Good Girl(25)



"I'm listening, Miss Clark," he says, his eyes flickering to his desktop monitor and back to mine. "You've got nine minutes left. If you want something you'd better get to it. Quickly."

So I blurt out my request because I've got nothing to lose. Because I'm not a quitter. Because I've got a plan.

There's a moment of silence when I'm done. A long moment. Vince stares at me, silent, his fingers drumming on his desktop. Payton takes a drag on her iced coffee, but there's nothing left in the cup so the room fills with that rattling hollow noise that occurs from creating a wind tunnel in an empty cup. She rattles the ice as if that might get her an extra drop or two and slurps again.

"Are you for real?" Vince stops staring at me to address Payton.

"So real. And so are my boobs."

His eyes drop slowly to her chest before he shakes his head and returns his attention to me. "This isn't a brothel," he says, and I'm afraid he's about to boot me from his office, my time long gone. "Prostitution isn't legal in Clark County."

"Of course not. Double Diamonds is a business, isn't it, Mr…?"

"Vince," he replies, deadpan.

"Right. Mr. Vince, you're a businessman at heart, aren't you? So let's make a deal. I'll make it worth your while, I promise."

"Scout's honor," Payton adds and as I turn to look at her she winks at him, a big dramatic wink complete with a head tilt and a little tsk she makes with her tongue. "The Urban Dictionary kind, big guy."

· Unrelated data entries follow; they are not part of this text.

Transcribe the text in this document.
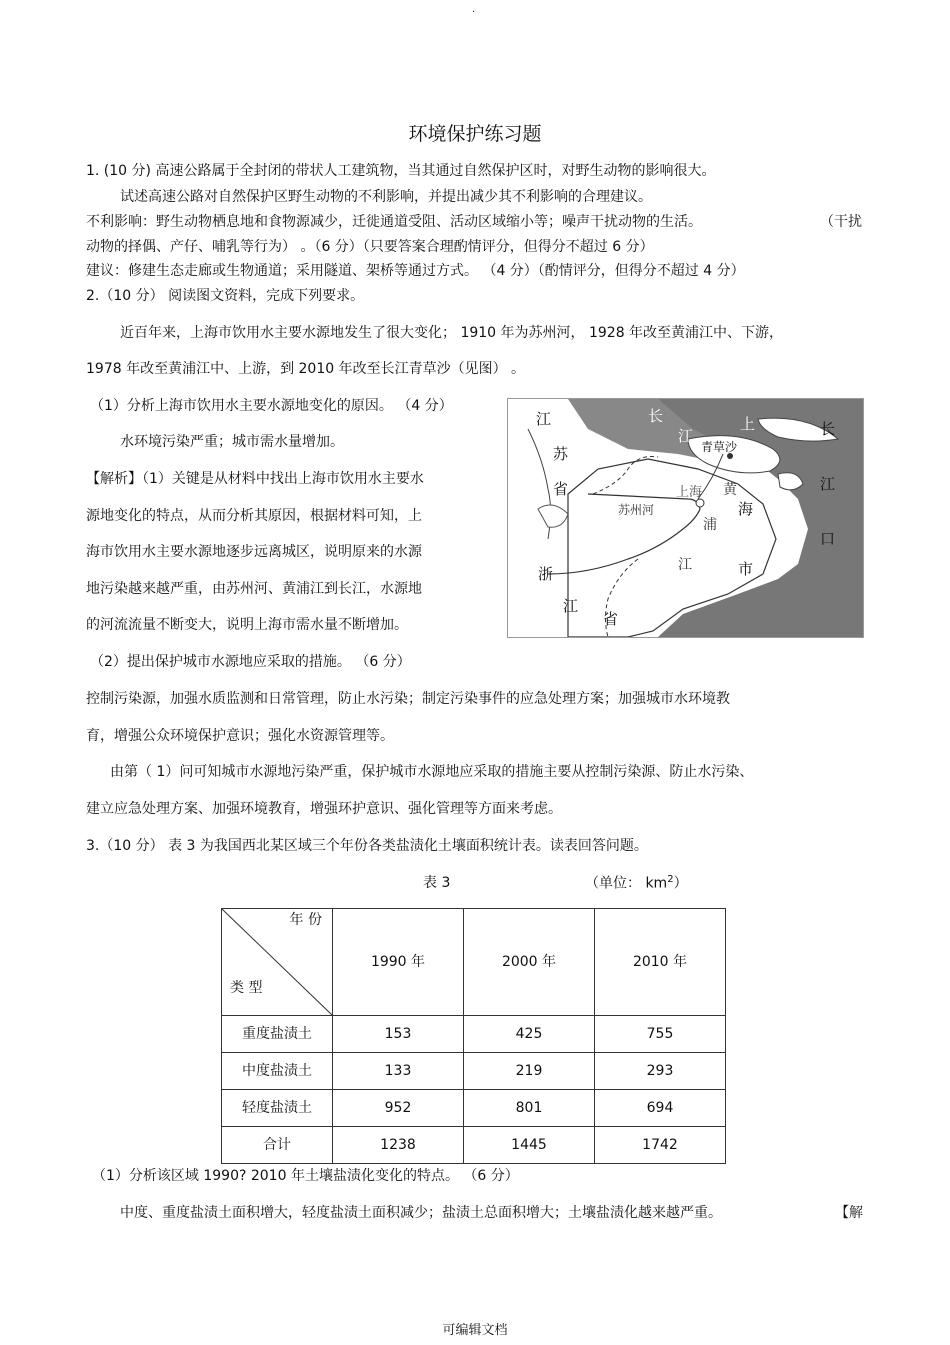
.
环境保护练习题
1. (10 分) 高速公路属于全封闭的带状人工建筑物，当其通过自然保护区时，对野生动物的影响很大。
试述高速公路对自然保护区野生动物的不利影响，并提出减少其不利影响的合理建议。
不利影响：野生动物栖息地和食物源减少，迁徙通道受阻、活动区域缩小等；噪声干扰动物的生活。	（干扰
动物的择偶、产仔、哺乳等行为） 。（6 分）（只要答案合理酌情评分，但得分不超过 6 分）
建议：修建生态走廊或生物通道；采用隧道、架桥等通过方式。 （4 分）（酌情评分，但得分不超过 4 分）
2.（10 分） 阅读图文资料，完成下列要求。
近百年来，上海市饮用水主要水源地发生了很大变化； 1910 年为苏州河， 1928 年改至黄浦江中、下游，
1978 年改至黄浦江中、上游，到 2010 年改至长江青草沙（见图） 。
（1）分析上海市饮用水主要水源地变化的原因。 （4 分）
水环境污染严重；城市需水量增加。
【解析】（1）关键是从材料中找出上海市饮用水主要水
源地变化的特点，从而分析其原因，根据材料可知，上
海市饮用水主要水源地逐步远离城区，说明原来的水源
地污染越来越严重，由苏州河、黄浦江到长江，水源地
的河流流量不断变大，说明上海市需水量不断增加。
（2）提出保护城市水源地应采取的措施。 （6 分）
控制污染源，加强水质监测和日常管理，防止水污染；制定污染事件的应急处理方案；加强城市水环境教
育，增强公众环境保护意识；强化水资源管理等。
由第（ 1）问可知城市水源地污染严重，保护城市水源地应采取的措施主要从控制污染源、防止水污染、
建立应急处理方案、加强环境教育，增强环护意识、强化管理等方面来考虑。
江
苏
省
长
江
青草沙
上	长
江
口
上海
苏州河
黄
浦
海
江	市
浙
江
省
3.（10 分） 表 3 为我国西北某区域三个年份各类盐渍化土壤面积统计表。读表回答问题。
表 3	（单位： $km^2$）
年 份
类 型	1990 年	2000 年	2010 年
重度盐渍土	153	425	755
中度盐渍土	133	219	293
轻度盐渍土	952	801	694
合计	1238	1445	1742
（1）分析该区域 1990? 2010 年土壤盐渍化变化的特点。 （6 分）
中度、重度盐渍土面积增大，轻度盐渍土面积减少；盐渍土总面积增大；土壤盐渍化越来越严重。	【解
可编辑文档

I don't even want to know what that means, so I shoot her a look meant to make her shut up and turn back to Vince.

He leans back in his chair, running two fingers across his lips while he watches us with newfound interest. "So you work at the Windsor. Both of you?"

I nod, feeling like I might be on the verge of changing his mind.

"Let's talk terms."





Fourteen





RHYS



"Are you going to introduce your girlfriend to your parents when they're in for the grand opening?" Canon asks as he strolls into my suite as if he's got all the time in the world for socializing. He drops onto a chair across from the sofa I'm sitting on and raises his eyebrows as if in expectation of a real answer.

"Fuck off, Canon."

"The fact that you're not even questioning who I'm referring to is sad."

"I'm busy here, Canon," I tell him, nodding at my laptop. "I don't have the time or interest to address the bullshit that comes from your mouth on a good day, let alone at present. And if you would stop using the master key to walk into my place of residence I'd appreciate it."

"Why don't you just grow up and ask her on a date?" he asks, ignoring my dig at his free usage of my front door.

"Wait." I give up on the reports in front of me and give Canon my full attention. "Are you advising me on my life choices right now? You had a threesome with two strippers last night."

"Yeah, and whose fault was that? One of them was for you but you claimed you were too busy to get laid. What was I supposed to do with her? Send her home unlaid?"

"Do what with whom?" Lawson strolls into my suite as if he too has nothing but time.

"What is this? Are we having a party? Do neither of you have anything to do? Our grand opening is in"—I check my watch—"two weeks."

"I've got jack shit to do." Lawson runs a hand through his hair, leaving it in disarray. "It'll be at least two weeks and a day before the first frivolous lawsuit rolls in. Also, it's Saturday, you dick," he adds with a grin. "Live a little." I'm about to tell him I'll live once the grand opening is behind us and to get the hell out of my place but he's already ignoring me, having dropped into the chair next to Canon.

"I'm good too," Canon says. "But thanks." He angles his phone in Lawson's direction. "The giraffes or elephants?"

"The giraffes." Lawson stretches as if he's getting comfortable to stay a while, his legs sprawled out, completely at ease, and grabs the remote from my coffee table.

"Agreed. Do you want to go in with me on a stroller? Shit, these things are pricey," Canon murmurs while tapping on the screen of his phone.

"Sure. But order a Bugaboo though, I'm not going in on a shitty umbrella stroller."

"What are you guys doing?" I stop working—again—to pay better attention to Canon and Lawson, my eyes narrowing as I remind myself of the lengths Canon will go to to amuse himself.

"Making a baby registry for you and Lydia."

"Get the hell out. Both of you."

"You seem a little stressed, bud. Perhaps if you'd taken Peaches up on her offer last night you'd be able to focus better."

I rub my forehead with my hand before responding. "Has it ever occurred to you that her name isn't Peaches?"

"Jesus Christ, Rhys. Her name is Claire. I was taking comedic liberties, lighten up."

Claire. Meghan. Sara. Christine. Staci. Susan. Amy. Penny. Jessica. Etcetera.

Is there a girl from Double Diamonds I haven't fucked? Does remembering their names when I see them again instead of calling them 'sweets' make me less of an asshole? I'm starting to suspect that it doesn't. How is it that only weeks ago I'd have laughed at this entire conversation? Weeks ago I'd have fucked Peaches, given her a big tip and thought nothing of it.